Erik looks away, and mutters, "You shouldn't be carrying any more scars."
"You cannot protect me, Erik. No one can. That burden falls to me alone, insofar as I can have a choice in the matter."
Erik blinks - because suddenly Charles is there, leaning into his personal space. Because suddenly Charles's hand is on Erik's shoulder - his left hand, small and warm. "I think I know what you're thinking."
Erik looks away.
That hand moves from his shoulder to his chin.
Erik closes his eyes.
In response, there's a low chuckle and warmth spreading over his skin - Erik startles, his eyes fly open, and Charles is even closer still. Their foreheads are touching, and Charles is...not quite smiling, though he looks both determined and gentle at the same time. "You're going to need someone to watch your back, Erik."
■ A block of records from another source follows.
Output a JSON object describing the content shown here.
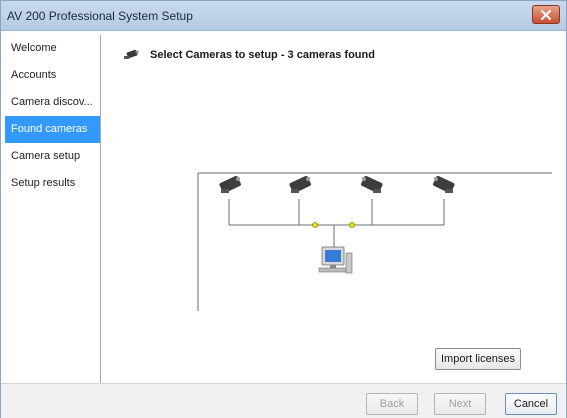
{
  "window": {
    "title": "AV 200 Professional System Setup"
  },
  "sidebar": {
    "items": [
      {
        "label": "Welcome",
        "active": false
      },
      {
        "label": "Accounts",
        "active": false
      },
      {
        "label": "Camera discov...",
        "active": false
      },
      {
        "label": "Found cameras",
        "active": true
      },
      {
        "label": "Camera setup",
        "active": false
      },
      {
        "label": "Setup results",
        "active": false
      }
    ]
  },
  "main": {
    "heading": "Select Cameras to setup - 3 cameras found",
    "import_label": "Import licenses"
  },
  "footer": {
    "back_label": "Back",
    "next_label": "Next",
    "cancel_label": "Cancel"
  },
  "colors": {
    "active_bg": "#3399ff",
    "titlebar": "#c9daee",
    "close": "#c74f33"
  }
}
Erik steps back, but the hand on his chin stays in place. "You are in this condition because of me, because of a mistake I made."
"Because you let those killers live? Because I did?" Charles does smile now. "Then it's a mistake we both made, because we knew what would happen, or thought we knew, and we both thought wrongly. So it's up to us to set things right. It's up to you and me."
"There is no point in you endangering yourself - "
"There is no point in going willingly to your death."
"For a good cause."
"Mine is a good cause, too." Charles laughs, briefly, darkly.
Erik blinks. "Your cause being?"
Charles is suddenly looking him right in the eyes. "Didn't I tell you? You've barely begun your task, here. And I intend to make sure you live to see it through."
///
The next morning, Erik wakes up in his bed, and there is a familiar shadow standing by the door.
The boy's hair is a bright beacon.
He is smiling.
Erik takes up his sword and his knife, and looks the gray-eyed boy right in the eyes. "Have you come for me at last?"
I don't know. The answer depends on what you do today.
Erik laughs, quietly and softly and bitterly. "So it's today, then? So you anticipate a harvest?"
I am here reluctantly. But I was asked to give you a warning. I could not say no to the child.
"Emma?"
Yes.
"I will go and thank her then. As for you - "
As for me, I will perform the task that has been given to me.
"Please yourself," Erik says.
He looks to the path that leads out of the valley, looks to the walls sheltering the houses and the men and women and children living here. The trees are somehow older and darker and stranger, and he almost expects ropes tied into nooses to be dangling from their branches.
Erik wants, wishes, and braces himself.